Simulation is limited by "linear direction extrapolation." Non-natural language jailbreaks like base64 or ciphers might lie in regions unreachable by linear ULDD.
Verification is restricted to 7-8B models; scalability to 70B+ and potential training costs remain unexplored.
Inference latency increases due to \(K\)-step gradient ascent compared to one-shot linear steering.
Sensitivity to hyperparameters like weights \(\lambda_1, \lambda_2\) and extrapolation magnitude \(R\) lacks exhaustive scanning in the main text.
Bias in evaluators (StrongReject/Gemma-2B) for OR-FPR was not extensively discussed.

vs Refusal Direction / AlphaSteer: These are linear steering methods using a global fixed direction + supervised training. This work adopts an MLP-based gradient field + unsupervised AT, outperforming them in both SR and Utility.
vs Conditional Activation Steering / JBShield: These require labels to classify inputs. The proposed method bypasses the labeling problem by simulating jailbreaks via ULDD.

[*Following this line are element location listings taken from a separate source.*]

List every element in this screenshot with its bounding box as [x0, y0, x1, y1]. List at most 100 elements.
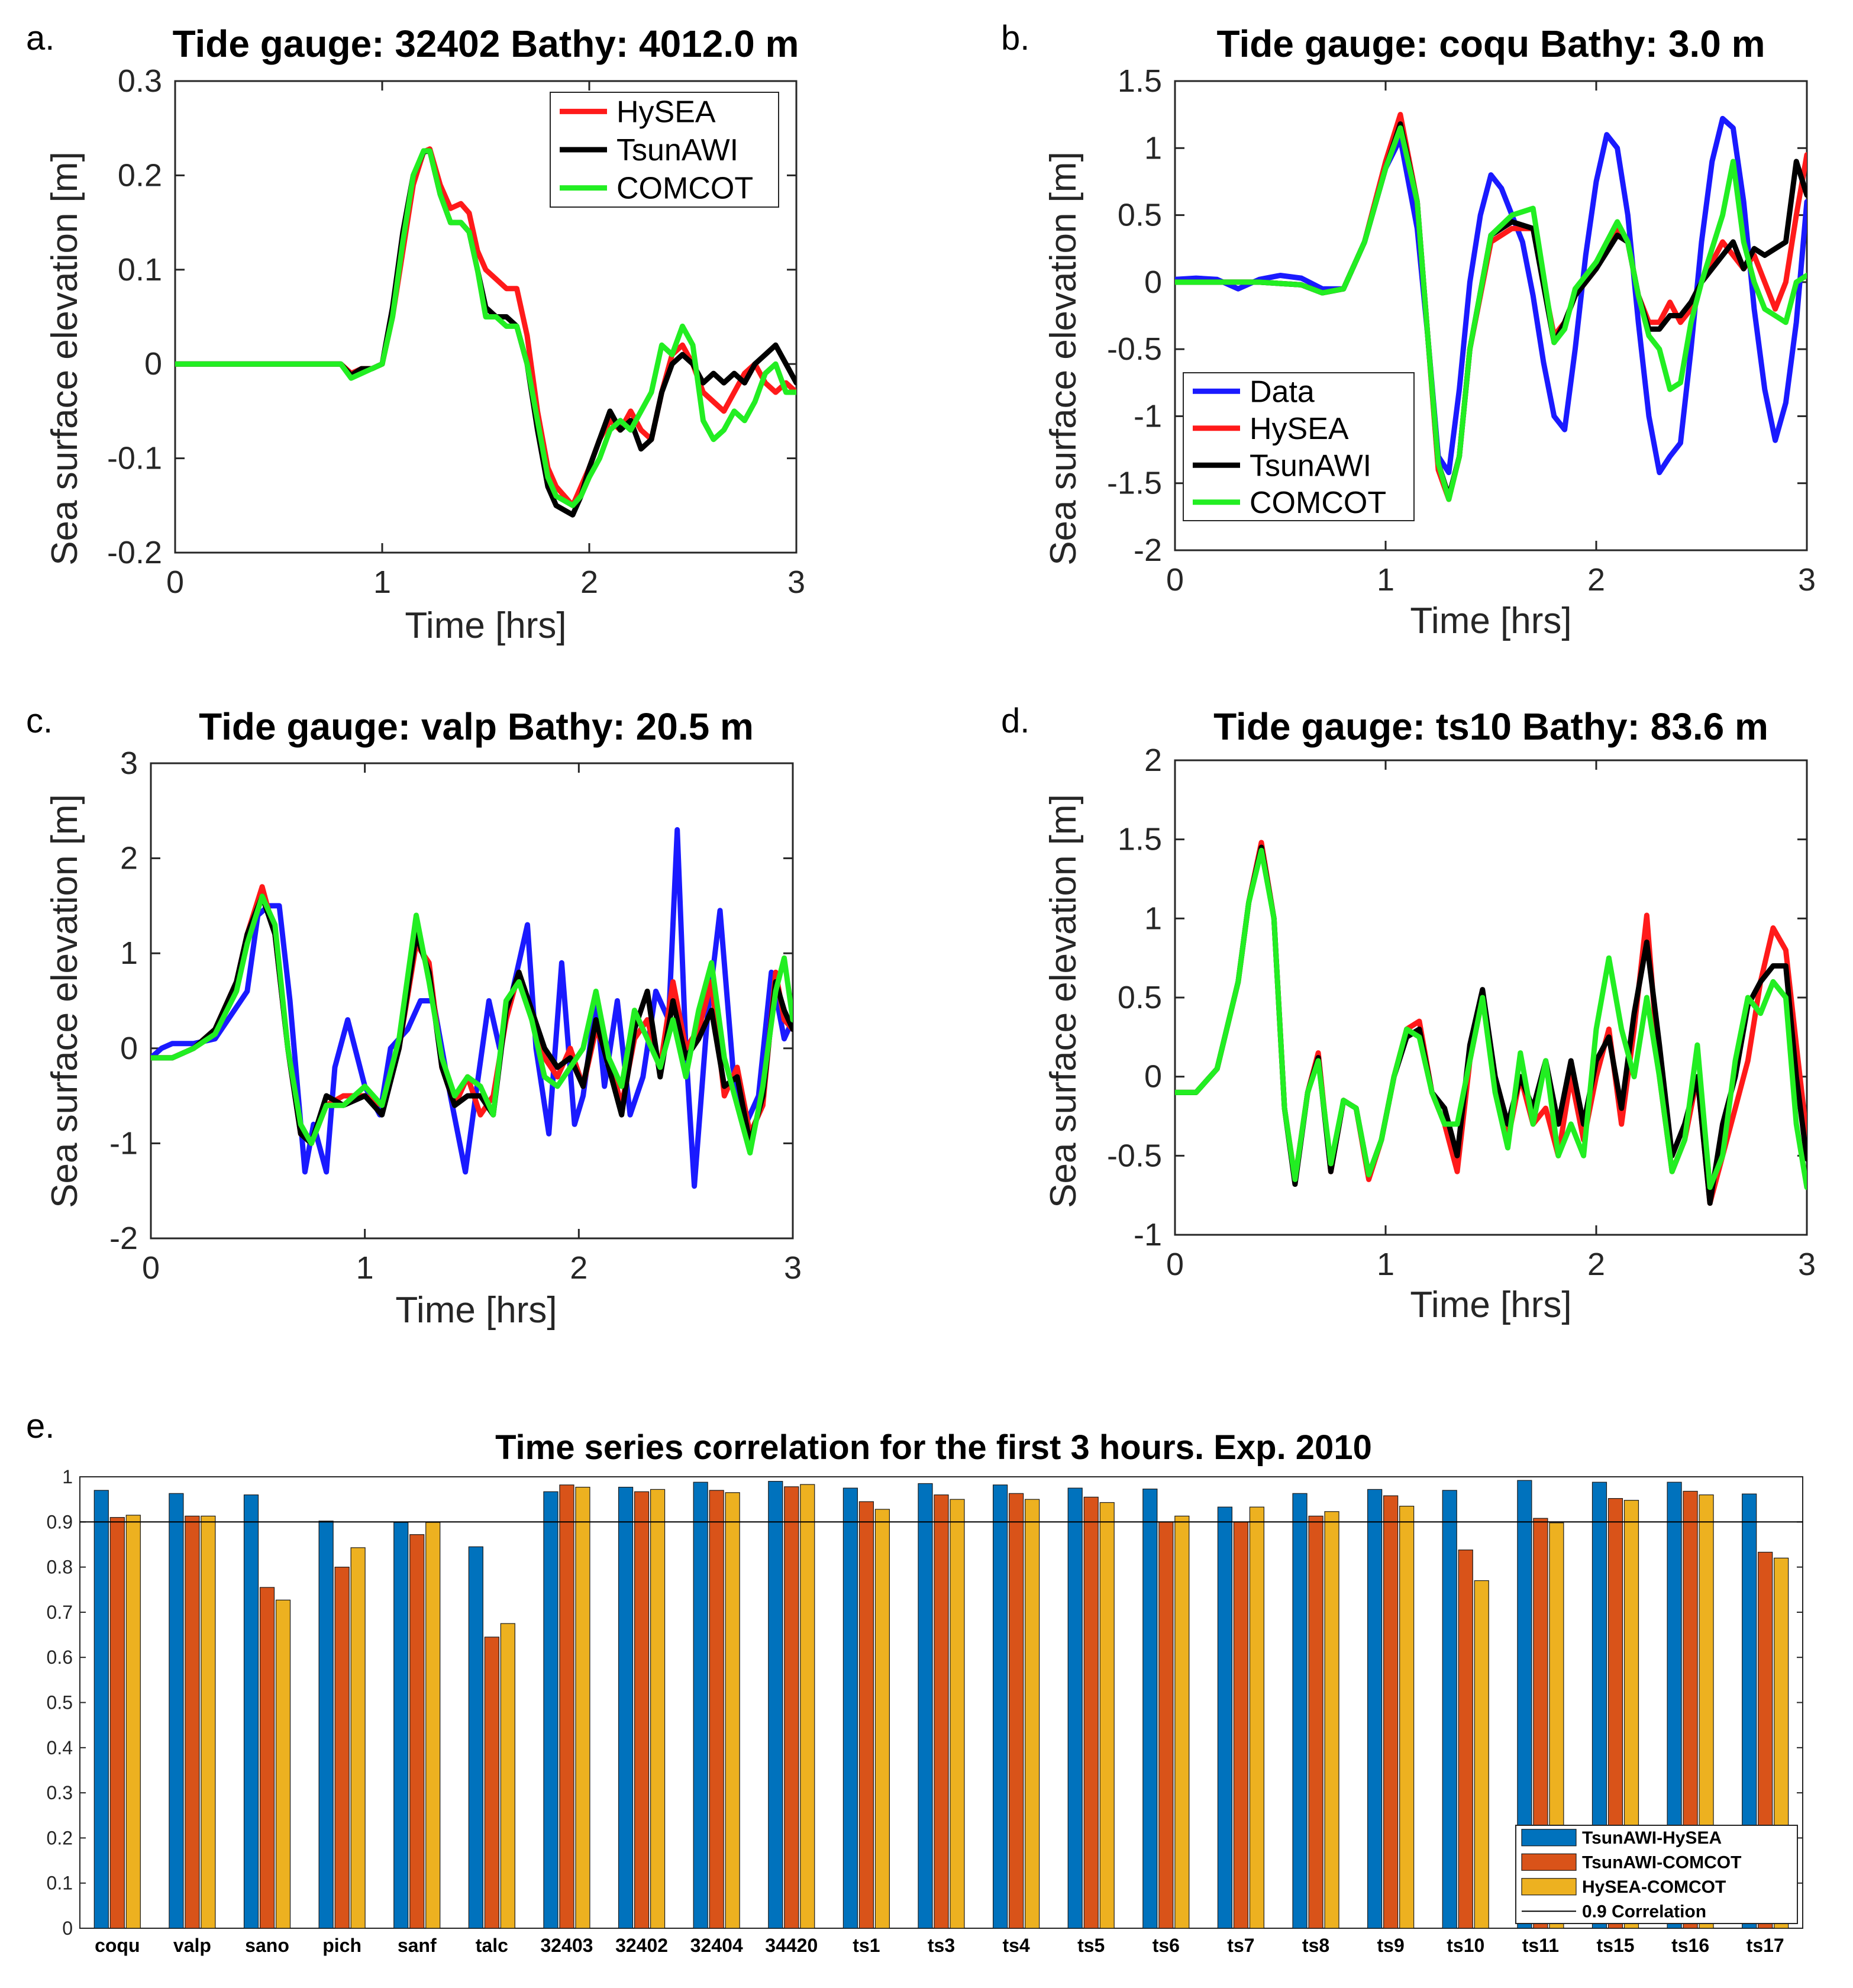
y-tick-label: 2	[1144, 743, 1162, 778]
category-label: talc	[476, 1935, 508, 1956]
y-tick-label: 1	[1144, 901, 1162, 936]
bar-tsunawi-comcot	[784, 1486, 799, 1929]
category-label: ts6	[1153, 1935, 1180, 1956]
bar-hysea-comcot	[1399, 1505, 1415, 1929]
legend-label-comcot: COMCOT	[1250, 486, 1386, 520]
category-label: ts1	[853, 1935, 880, 1956]
bar-legend-label-tsunawi-hysea: TsunAWI-HySEA	[1582, 1828, 1722, 1848]
bar-tsunawi-hysea	[1292, 1493, 1308, 1929]
category-label: 32403	[540, 1935, 593, 1956]
category-label: 32404	[690, 1935, 743, 1956]
panel-b-xlabel: Time [hrs]	[1410, 601, 1571, 641]
bar-hysea-comcot	[725, 1492, 740, 1929]
x-tick-label: 1	[1377, 1247, 1394, 1282]
panel-d-title: Tide gauge: ts10 Bathy: 83.6 m	[1213, 705, 1768, 748]
bar-tsunawi-comcot	[185, 1515, 200, 1929]
plot-area-frame	[1174, 759, 1808, 1236]
category-label: valp	[173, 1935, 211, 1956]
bar-legend-label-reference: 0.9 Correlation	[1582, 1902, 1706, 1921]
series-group	[175, 146, 796, 518]
legend-label-data: Data	[1250, 375, 1315, 409]
x-tick-label: 0	[1166, 1247, 1184, 1282]
panel-d-ylabel: Sea surface elevation [m]	[1043, 794, 1084, 1208]
category-label: ts3	[928, 1935, 955, 1956]
y-tick-label: 0.8	[47, 1557, 73, 1578]
category-label: 34420	[765, 1935, 818, 1956]
y-tick-label: -0.5	[1107, 1138, 1162, 1173]
bar-tsunawi-comcot	[709, 1490, 724, 1929]
x-tick-label: 3	[1798, 562, 1816, 598]
category-label: coqu	[95, 1935, 140, 1956]
panel-b-ylabel: Sea surface elevation [m]	[1043, 151, 1084, 566]
panel-b-title: Tide gauge: coqu Bathy: 3.0 m	[1217, 22, 1765, 65]
bar-tsunawi-comcot	[1383, 1495, 1399, 1929]
bar-legend-swatch-tsunawi-hysea	[1521, 1829, 1577, 1847]
y-tick-label: 0.3	[47, 1782, 73, 1803]
bar-tsunawi-comcot	[484, 1637, 499, 1929]
panel-c-plot: 0 1 2 3 -2 -1 0 1 2 3	[109, 746, 802, 1286]
bar-tsunawi-hysea	[1367, 1489, 1383, 1929]
y-tick-label: 0	[62, 1918, 73, 1939]
bar-tsunawi-hysea	[993, 1484, 1008, 1929]
bar-tsunawi-hysea	[1067, 1487, 1083, 1929]
legend-label-tsunawi: TsunAWI	[616, 133, 738, 167]
series-line-comcot	[175, 148, 796, 508]
bar-tsunawi-hysea	[1217, 1506, 1233, 1929]
y-tick-label: -1	[109, 1125, 138, 1161]
bar-tsunawi-hysea	[468, 1546, 483, 1929]
bar-tsunawi-comcot	[259, 1587, 275, 1929]
bar-tsunawi-comcot	[1158, 1521, 1174, 1929]
y-tick-label: 0	[144, 346, 162, 382]
bar-tsunawi-comcot	[858, 1501, 874, 1929]
panel-d-plot: 0 1 2 3 -1 -0.5 0 0.5 1 1.5 2	[1107, 743, 1816, 1282]
y-tick-label: 0.4	[47, 1737, 73, 1758]
legend-box	[1183, 372, 1415, 521]
bar-hysea-comcot	[1249, 1506, 1265, 1929]
bar-hysea-comcot	[874, 1509, 890, 1929]
bar-tsunawi-hysea	[1142, 1489, 1158, 1929]
panel-a-xlabel: Time [hrs]	[405, 605, 566, 646]
bar-tsunawi-comcot	[1009, 1493, 1024, 1929]
bar-legend-swatch-tsunawi-comcot	[1521, 1853, 1577, 1871]
panel-a-title: Tide gauge: 32402 Bathy: 4012.0 m	[173, 22, 799, 65]
bar-hysea-comcot	[350, 1547, 366, 1929]
panel-a-plot: 0 1 2 3 -0.2 -0.1 0 0.1 0.2 0.3 HySEA TsunAWI COMCOT	[107, 63, 805, 600]
category-label: ts7	[1227, 1935, 1254, 1956]
panel-c-ylabel: Sea surface elevation [m]	[44, 794, 85, 1208]
x-tick-label: 1	[373, 564, 391, 600]
y-tick-label: 0.1	[47, 1873, 73, 1894]
x-tick-label: 0	[142, 1250, 160, 1286]
y-tick-label: -0.1	[107, 441, 162, 476]
series-group	[151, 827, 793, 1189]
bar-tsunawi-hysea	[693, 1482, 708, 1929]
y-tick-label: 0.5	[1118, 198, 1162, 233]
category-label: ts9	[1377, 1935, 1405, 1956]
series-group	[1175, 112, 1807, 502]
panel-e-plot: 0 0.1 0.2 0.3 0.4 0.5 0.6 0.7 0.8 0.9 1 coqu valp san…	[47, 1466, 1803, 1956]
y-tick-label: -0.2	[107, 535, 162, 570]
bar-legend-label-hysea-comcot: HySEA-COMCOT	[1582, 1877, 1726, 1897]
panel-d-xlabel: Time [hrs]	[1410, 1285, 1571, 1325]
bar-hysea-comcot	[201, 1515, 216, 1929]
legend-label-hysea: HySEA	[1250, 412, 1349, 446]
category-label: ts10	[1447, 1935, 1484, 1956]
bar-tsunawi-comcot	[1308, 1515, 1323, 1929]
y-tick-label: 0.5	[47, 1692, 73, 1713]
bar-hysea-comcot	[950, 1499, 965, 1929]
bar-hysea-comcot	[500, 1623, 515, 1929]
x-tick-label: 3	[1798, 1247, 1816, 1282]
bar-hysea-comcot	[575, 1486, 590, 1929]
bar-hysea-comcot	[1324, 1511, 1339, 1929]
bar-hysea-comcot	[1174, 1515, 1190, 1929]
y-tick-label: -2	[109, 1221, 138, 1256]
bar-hysea-comcot	[275, 1599, 291, 1929]
x-tick-label: 2	[1587, 1247, 1605, 1282]
y-tick-label: -1	[1134, 1217, 1162, 1253]
bar-tsunawi-hysea	[918, 1483, 933, 1929]
bar-tsunawi-hysea	[169, 1493, 184, 1929]
panel-e-title: Time series correlation for the first 3 …	[495, 1428, 1372, 1467]
x-tick-label: 2	[580, 564, 598, 600]
x-tick-label: 2	[570, 1250, 587, 1286]
bar-hysea-comcot	[800, 1484, 815, 1929]
panel-letter-c: c.	[26, 702, 53, 740]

vs Circuit Breaker / LAT: CB/LAT suppress harmful activations but suffer from high over-refusal (30-80%). This work explicitely optimizes for zero guidance on benign samples, reducing OR-FPR to 16–23%.
vs Mack & Turner (2024): While they used ULDD for probing/behavioral guidance, this work uses it to generate adversarial samples for security training—a paradigm that could be applied to hallucination or unlearning.